Vous êtes nombreux ici, vous vous agitez sous le blanc verdâtre du cuir crânien.
Drôle de chose assoiffée et exsangue à vouloir vivre mille vies, vous me happez vers des lieux où je crois m'être rendue il y a déjà des siècles.

Ce que je raconte, vois-tu, ce sont des couleuvres. De petits signaux pour dire sans dire ce qui m'émeut, me tracasse, et là où ça m’abîme.
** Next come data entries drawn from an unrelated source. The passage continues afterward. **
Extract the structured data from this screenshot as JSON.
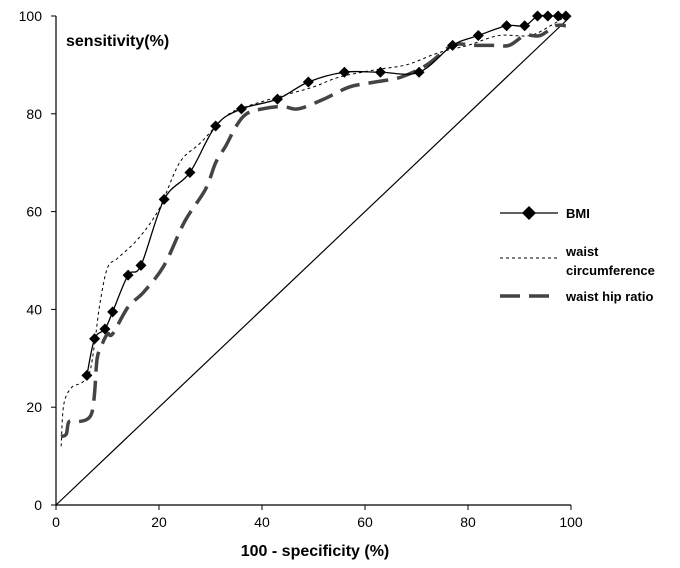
{
  "chart_data": {
    "type": "line",
    "title": "",
    "xlabel": "100 - specificity (%)",
    "ylabel": "sensitivity(%)",
    "xlim": [
      0,
      100
    ],
    "ylim": [
      0,
      100
    ],
    "xticks": [
      0,
      20,
      40,
      60,
      80,
      100
    ],
    "yticks": [
      0,
      20,
      40,
      60,
      80,
      100
    ],
    "grid": false,
    "legend_position": "right",
    "series": [
      {
        "name": "BMI",
        "style": "solid-diamond",
        "color": "#000000",
        "x": [
          6,
          7.5,
          9.5,
          11,
          14,
          16.5,
          21,
          26,
          31,
          36,
          43,
          49,
          56,
          63,
          70.5,
          77,
          82,
          87.5,
          91,
          93.5,
          95.5,
          97.5,
          99
        ],
        "y": [
          26.5,
          34,
          36,
          39.5,
          47,
          49,
          62.5,
          68,
          77.5,
          81,
          83,
          86.5,
          88.5,
          88.5,
          88.5,
          94,
          96,
          98,
          98,
          100,
          100,
          100,
          100
        ]
      },
      {
        "name": "waist circumference",
        "style": "dotted",
        "color": "#000000",
        "x": [
          1,
          1.5,
          3,
          5,
          6.5,
          7.5,
          8.5,
          10,
          12,
          16,
          20,
          24,
          28,
          33,
          37,
          45,
          50,
          55,
          62,
          68,
          73,
          76,
          80,
          86,
          92,
          96,
          99
        ],
        "y": [
          12,
          20.5,
          24,
          25,
          27,
          33,
          41,
          48.5,
          50.5,
          54.5,
          60.5,
          70,
          74,
          79.5,
          81.5,
          84,
          85.5,
          87.5,
          89,
          90,
          92,
          93,
          94,
          96,
          96,
          98,
          100
        ]
      },
      {
        "name": "waist hip ratio",
        "style": "long-dash",
        "color": "#444444",
        "x": [
          1,
          2,
          2.5,
          4,
          6,
          7,
          7.5,
          8,
          9,
          10,
          11,
          14,
          17,
          21,
          25,
          29,
          31,
          33,
          35,
          37,
          40,
          44,
          47,
          52,
          57,
          62,
          67,
          72,
          77,
          81,
          85,
          88,
          91,
          94,
          97,
          99
        ],
        "y": [
          14,
          14.5,
          17,
          17,
          17.5,
          19,
          23,
          30,
          33,
          35,
          35,
          40.5,
          43.5,
          49,
          58,
          64.5,
          70,
          73.5,
          77.5,
          80,
          81,
          81.5,
          81,
          83,
          85.5,
          86.5,
          87.5,
          90,
          94,
          94,
          94,
          94,
          96,
          96,
          98,
          98
        ]
      },
      {
        "name": "",
        "style": "reference-diagonal",
        "color": "#000000",
        "x": [
          0,
          100
        ],
        "y": [
          0,
          100
        ]
      }
    ]
  }
}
Pour porter hors de moi le plat de nouilles noires et molles qui se cuisine dans mon estomac bouillant quand je me mêle à l'autre. 
Je n'aime peut être rien autant qu'observer vivre mes semblables et l'étonnement sans cesse renouvelé qu'ils provoquent en moi. 
Il m'en coûte un repos essentiel, mais lorsque je capte ce tout petit détail du visage qui s'incline, la grâce de ce qui fuit au travers, comment la lumière a percé et le battement léger d'un œil qui fatigue de cet instant où l'on s'interroge sur soi-même : "ne suis-je pas monstrueux ?", et bien, enfin, je me sens liée.
Qu'ils me rassurent ces abandons furtifs, lorsque je perçois qu'à l'intérieur, vous êtes livrés aux mêmes bouillons.
Il y a aussi parfois, des attractions plus fortes. Mais l'on sait bien que c'est le nœud de chaque drame. 
Par la vitre du bus, sous un ciel brouillé, nous suivons le lit d'un fleuve couleur chlorophylle. Je pense à son visage en traversant la Suisse. [combien d'histoires et de secrets se sont installés sur ses épaules pour qu'elle ait autant d'ampleur ?].

Et toi où es-tu? Qui hantes-tu de ton regard si aimé ? Grimpes-tu à ton arbre à Saïgon ?

À deux reprises dans la cuisine, m'affairant au ménage, cuivre récurant la fonte, au milieu des effluves de vinaigre et de bois mouillé, le vent tiède par la fenêtre ouverte a transporté jusqu'à moi cette odeur de lilas.
Pendant les nuits, encore ton corps comme une carcasse. Je repense à tes blagues : "Que prends-tu pour le dessert ?", tu répondais pour rire ; "Donne moi an half banana".